S’agissant des montants à recouvrer pour des paiements au titre des redevances, la structure « incriminée » est sommée de reverser directement dans les caisses du Trésor, les montants dus, et ce, dans un délai bien précisé, sous peine des poursuites judiciaires, entre autres. Par ces actions, le Trésor public, avec l’appui de la Halcia, a réussi aux termes des différentes phases de contrôle, à recouvrer sur le coup, plus de « 10 milliards de FCFA », à la date du 18 septembre 2021, selon la direction des investigations de la Halcia.
Il convient à ce niveau de préciser que « la Halcia n’a pas de mission de recouvrement des sommes dues à l’Etat ou à ses démembrements », tel qu’indiqué à l’article 5 de la Loi n°2016-44 du 06 décembre 2016 portant création, missions, attributions, composition, organisation et fonctionnement de la Haute autorité de lutte contre la corruption et les infractions assimilées. Cette prérogative est exclusivement dévolue aux régies financières qui relèvent de la tutelle du ministère des Finances.
Pour ces opérations de recouvrement, notons aussi qu’au niveau de certains contribuables publics, il a été convenu avec le Trésor public et les ministères de tutelle des structures concernées, des « protocoles d’accord d’apurement des dettes et créances de plus de 33 milliards de FCFA ainsi qu’une mobilisation des recettes de plus de 350 millions de FCFA », souligne le rapport de la Halcia sur le contrôle des recettes de l’Etat.

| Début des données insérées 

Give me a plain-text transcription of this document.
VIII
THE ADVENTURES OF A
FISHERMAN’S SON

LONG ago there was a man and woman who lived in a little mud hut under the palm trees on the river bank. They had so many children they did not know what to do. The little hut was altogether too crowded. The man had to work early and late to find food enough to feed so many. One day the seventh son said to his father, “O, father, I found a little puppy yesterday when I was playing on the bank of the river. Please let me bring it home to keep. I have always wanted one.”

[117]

Toutefois, soulignons que des poursuites judiciaires ont bel et bien été engagées contre des agents de l’Etat, « poursuivis pour détournement de recettes publiques ».

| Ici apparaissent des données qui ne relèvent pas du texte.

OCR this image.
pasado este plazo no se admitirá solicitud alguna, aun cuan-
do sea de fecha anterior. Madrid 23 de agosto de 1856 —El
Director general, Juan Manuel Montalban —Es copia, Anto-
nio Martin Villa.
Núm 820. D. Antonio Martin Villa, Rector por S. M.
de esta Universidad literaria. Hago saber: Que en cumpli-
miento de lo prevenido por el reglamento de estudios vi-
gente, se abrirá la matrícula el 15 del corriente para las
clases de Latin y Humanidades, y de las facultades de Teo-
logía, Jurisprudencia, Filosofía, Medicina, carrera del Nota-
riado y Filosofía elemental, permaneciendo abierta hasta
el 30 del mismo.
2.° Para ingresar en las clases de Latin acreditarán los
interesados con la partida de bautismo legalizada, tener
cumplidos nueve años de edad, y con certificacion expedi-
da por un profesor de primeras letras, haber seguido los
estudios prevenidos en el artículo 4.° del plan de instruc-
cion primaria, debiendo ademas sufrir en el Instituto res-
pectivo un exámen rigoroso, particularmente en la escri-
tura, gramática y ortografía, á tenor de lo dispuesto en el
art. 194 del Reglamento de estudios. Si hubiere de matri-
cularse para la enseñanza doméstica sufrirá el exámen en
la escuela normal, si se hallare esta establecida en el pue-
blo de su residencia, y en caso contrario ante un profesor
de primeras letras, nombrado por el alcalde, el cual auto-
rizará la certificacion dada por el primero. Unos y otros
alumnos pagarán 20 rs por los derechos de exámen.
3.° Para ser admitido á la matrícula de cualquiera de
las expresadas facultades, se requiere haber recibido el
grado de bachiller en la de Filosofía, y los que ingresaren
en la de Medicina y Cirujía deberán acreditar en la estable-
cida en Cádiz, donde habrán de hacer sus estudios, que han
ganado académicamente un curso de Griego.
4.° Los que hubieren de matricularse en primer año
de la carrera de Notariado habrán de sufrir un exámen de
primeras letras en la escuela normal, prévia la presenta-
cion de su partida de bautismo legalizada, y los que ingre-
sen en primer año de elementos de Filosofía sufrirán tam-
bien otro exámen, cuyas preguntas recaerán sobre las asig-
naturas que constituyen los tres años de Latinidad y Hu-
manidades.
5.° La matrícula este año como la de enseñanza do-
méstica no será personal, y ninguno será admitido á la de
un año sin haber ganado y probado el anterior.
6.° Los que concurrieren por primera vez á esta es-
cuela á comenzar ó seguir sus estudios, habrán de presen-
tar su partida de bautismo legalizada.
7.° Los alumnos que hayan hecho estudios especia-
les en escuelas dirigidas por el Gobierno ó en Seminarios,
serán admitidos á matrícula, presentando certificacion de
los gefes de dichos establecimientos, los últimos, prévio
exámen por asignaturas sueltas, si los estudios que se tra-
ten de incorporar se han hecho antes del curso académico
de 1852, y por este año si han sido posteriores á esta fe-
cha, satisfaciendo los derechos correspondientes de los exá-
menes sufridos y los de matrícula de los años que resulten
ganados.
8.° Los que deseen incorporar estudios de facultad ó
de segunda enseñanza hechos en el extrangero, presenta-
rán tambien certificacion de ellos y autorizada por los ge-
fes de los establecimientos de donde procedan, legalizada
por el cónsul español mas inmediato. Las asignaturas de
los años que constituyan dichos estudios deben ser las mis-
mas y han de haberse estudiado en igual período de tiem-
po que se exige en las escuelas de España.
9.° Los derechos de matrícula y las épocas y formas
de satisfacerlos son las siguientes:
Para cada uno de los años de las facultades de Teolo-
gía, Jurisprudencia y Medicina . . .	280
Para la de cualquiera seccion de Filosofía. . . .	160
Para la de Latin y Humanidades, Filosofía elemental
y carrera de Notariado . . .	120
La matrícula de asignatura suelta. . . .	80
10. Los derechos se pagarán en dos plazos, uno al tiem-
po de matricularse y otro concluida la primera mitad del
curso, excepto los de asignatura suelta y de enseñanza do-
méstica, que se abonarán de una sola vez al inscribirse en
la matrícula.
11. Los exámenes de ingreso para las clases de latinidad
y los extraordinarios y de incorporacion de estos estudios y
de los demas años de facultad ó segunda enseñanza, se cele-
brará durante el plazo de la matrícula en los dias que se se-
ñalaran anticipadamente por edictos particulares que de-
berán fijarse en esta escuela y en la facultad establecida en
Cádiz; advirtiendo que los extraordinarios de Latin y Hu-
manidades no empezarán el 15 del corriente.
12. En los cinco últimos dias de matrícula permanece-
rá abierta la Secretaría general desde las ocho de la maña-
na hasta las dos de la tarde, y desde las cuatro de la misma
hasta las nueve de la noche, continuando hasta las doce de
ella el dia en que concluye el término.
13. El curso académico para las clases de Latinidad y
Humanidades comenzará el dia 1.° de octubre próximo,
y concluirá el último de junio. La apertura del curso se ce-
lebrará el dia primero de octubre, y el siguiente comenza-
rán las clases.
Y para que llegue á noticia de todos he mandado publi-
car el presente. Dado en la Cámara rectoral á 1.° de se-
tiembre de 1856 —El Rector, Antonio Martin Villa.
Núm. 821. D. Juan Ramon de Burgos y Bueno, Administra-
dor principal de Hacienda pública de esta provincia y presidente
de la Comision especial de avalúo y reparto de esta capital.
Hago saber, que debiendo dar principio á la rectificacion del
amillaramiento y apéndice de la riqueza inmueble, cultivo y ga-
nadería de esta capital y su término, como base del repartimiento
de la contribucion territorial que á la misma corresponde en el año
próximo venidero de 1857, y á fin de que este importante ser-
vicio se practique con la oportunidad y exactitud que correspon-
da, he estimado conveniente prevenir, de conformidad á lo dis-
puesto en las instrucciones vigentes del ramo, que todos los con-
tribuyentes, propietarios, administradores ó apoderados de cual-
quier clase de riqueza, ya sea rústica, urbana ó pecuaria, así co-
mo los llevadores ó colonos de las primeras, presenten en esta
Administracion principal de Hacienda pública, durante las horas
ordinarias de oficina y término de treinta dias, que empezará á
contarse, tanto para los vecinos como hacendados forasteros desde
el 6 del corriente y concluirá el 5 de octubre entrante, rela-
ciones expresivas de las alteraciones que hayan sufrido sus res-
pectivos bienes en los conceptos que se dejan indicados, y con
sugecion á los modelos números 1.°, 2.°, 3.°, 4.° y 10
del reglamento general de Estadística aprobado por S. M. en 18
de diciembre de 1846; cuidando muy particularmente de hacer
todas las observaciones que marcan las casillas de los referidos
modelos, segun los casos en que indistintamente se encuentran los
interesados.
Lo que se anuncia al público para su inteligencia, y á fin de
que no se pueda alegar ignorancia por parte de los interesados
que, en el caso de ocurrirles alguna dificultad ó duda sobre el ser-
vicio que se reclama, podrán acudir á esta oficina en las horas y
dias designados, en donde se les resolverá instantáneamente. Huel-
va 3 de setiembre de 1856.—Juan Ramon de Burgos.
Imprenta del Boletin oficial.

Selon une source judiciaire que nous avons contactée et qui a préféré garder l’anonymat, « la justice est saisie de plusieurs cas de détournement des recettes de l’Etat, surtout ceux mettant en cause des agents publics ». Mais du fait que « l’instruction des dossiers n’est pas terminée, au stade actuel de la procédure, il n’est pas judicieux que ces affaires soient mises dans la rue ». Le mieux que je vous recommande, « c’est d’attendre patiemment que ces dossiers soient totalement vidés et qu’une décision de justice soit rendue. En ce moment-là, vous pouvez disposer de toutes les informations, je vous le garantis », nous a-t-elle suggéré.
La faiblesse de recouvrement des recettes de l’Etat ou leur aliénation par des agents publics est un comportement incivique qui s’observe dans plusieurs pays de la sous région où « la législation fiscale est le plus souvent complexe et assez confuse », indique une étude de l’Ena/Burkina Faso (2012/4 n°144) sur « le recouvrement des recettes publiques dans les Etats africains », publiée dans la Revue française d’administration publique.
A cette situation s’ajoutent des pratiques peu recommandables de certains agents de l’administration dont la préoccupation est pour beaucoup d’entre eux, de « faire main basse » sur les deniers publics, à travers divers subterfuges. A ces mauvaises pratiques vient se greffer le clientélisme politique qui est un phénomène solidement enraciné dans les relations de l’administration fiscale avec les contribuables. Il y a aussi, selon l’étude de l’Ena/Burkina Faso, citée plus haut, « le phénomène de la corruption qui, en matière de recouvrement des impositions de toutes natures, connaît un développement inquiétant pour la gestion des finances publiques ».
En somme, une multitude de pratiques qui ne permettent pas à l’Etat de recouvrer et de jouir convenablement des recettes qui lui sont dues. Pour y remédier, le Niger a l’obligation de toiletter sa réglementation fiscale pour l’adapter aux réalités du pays, d’œuvrer à bannir le clientélisme politique et de prendre des sanctions à l’encontre de tout agent indélicat qui confond l’argent public à son patrimoine.
Enquête réalisée par Sahirou Youssoufou avec l’appui de la Cellule Norbert Zongo pour le journalisme d’investigation en Afrique de l’Ouest (CENOZO).